Helpful Review

Summary

This paper presents teaching ideas derived from recent research on three aspects of the learning of fractions: partitioning, ordering fractions, and informal knowledge of fractions. The author discusses some of the difficulties related to partitioning that children experience and presents some ways that teachers could address those difficulties. Next, the author discusses issues related to ordering fractions and discusses strategies that are used by children but that are seldom taught directly. In the section on informal knowledge, the author discusses some of the problems arising when children interpret fraction notation using their whole number experience.

Strengths

The article focuses on three aspects of the learning of fractions that are important in a first approach to the learning and teaching of fractions.

Teachers will find a wealth of sound teaching ideas and activities that are directly supported by research findings. For each section, the author provides detailed guidance on how this knowledge can be used to improve students' learning of fractions. In the section related to partitioning, the author gives examples of paper folding, partitioning shapes, and dissection motion operations.

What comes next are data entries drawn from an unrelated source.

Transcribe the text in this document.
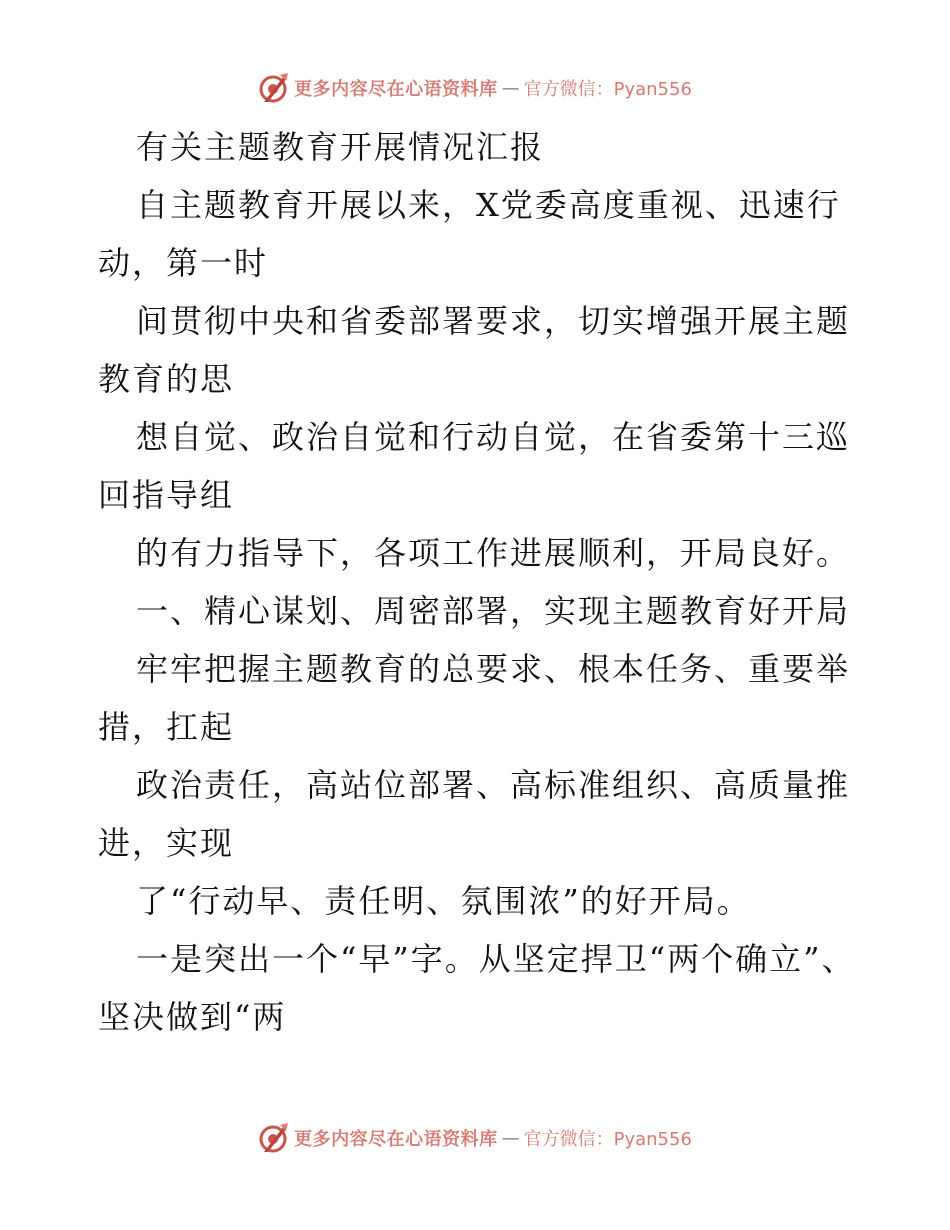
更多内容尽在心语资料库 — 官方微信：Pyan556

有关主题教育开展情况汇报

自主题教育开展以来，X党委高度重视、迅速行动，第一时

间贯彻中央和省委部署要求，切实增强开展主题教育的思

想自觉、政治自觉和行动自觉，在省委第十三巡回指导组

的有力指导下，各项工作进展顺利，开局良好。

一、精心谋划、周密部署，实现主题教育好开局

牢牢把握主题教育的总要求、根本任务、重要举措，扛起

政治责任，高站位部署、高标准组织、高质量推进，实现

了“行动早、责任明、氛围浓”的好开局。

一是突出一个“早”字。从坚定捍卫“两个确立”、坚决做到“两

更多内容尽在心语资料库 — 官方微信：Pyan556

The description of the concepts involved is done in a clear language. The author avoids, for the most part, the technical terms used in research reports.

Weaknesses

The article is too long for this journal. It is almost twice as long as the suggested length in the guidelines. More clarity is needed in the discussion of why children's ways of referring to fractions (for example, "one pizza is cut into three parts" on p. 12), which are per se correct, may nevertheless lead to problems later if students' conceptions are not extended beyond their initial approach.

Recommendations to the Editorial Panel

Although the paper contains many valuable ideas and suggestions, it is too long in its present form. The paper could be separated into two sequenced and, to some degree, independent articles; the first dealing with partitioning and ordering fractions and the second with students' informal knowledge. The author should be encouraged to revise and resubmit the article.

Comments and Suggestions to the Author

All comments above can be shared with the author.

It would be helpful to distinguish "informal knowledge" from "limited conceptions" or "misconceptions." As the examples in the article show, children's informal knowledge is generally sound, and they are usually successful in solving problems in a context with appropriate concrete tools; it is when they deal with an unfamiliar notation that most problems arise. On the other hand, students do indeed often form misconceptions that need to be explicitly addressed by the teacher.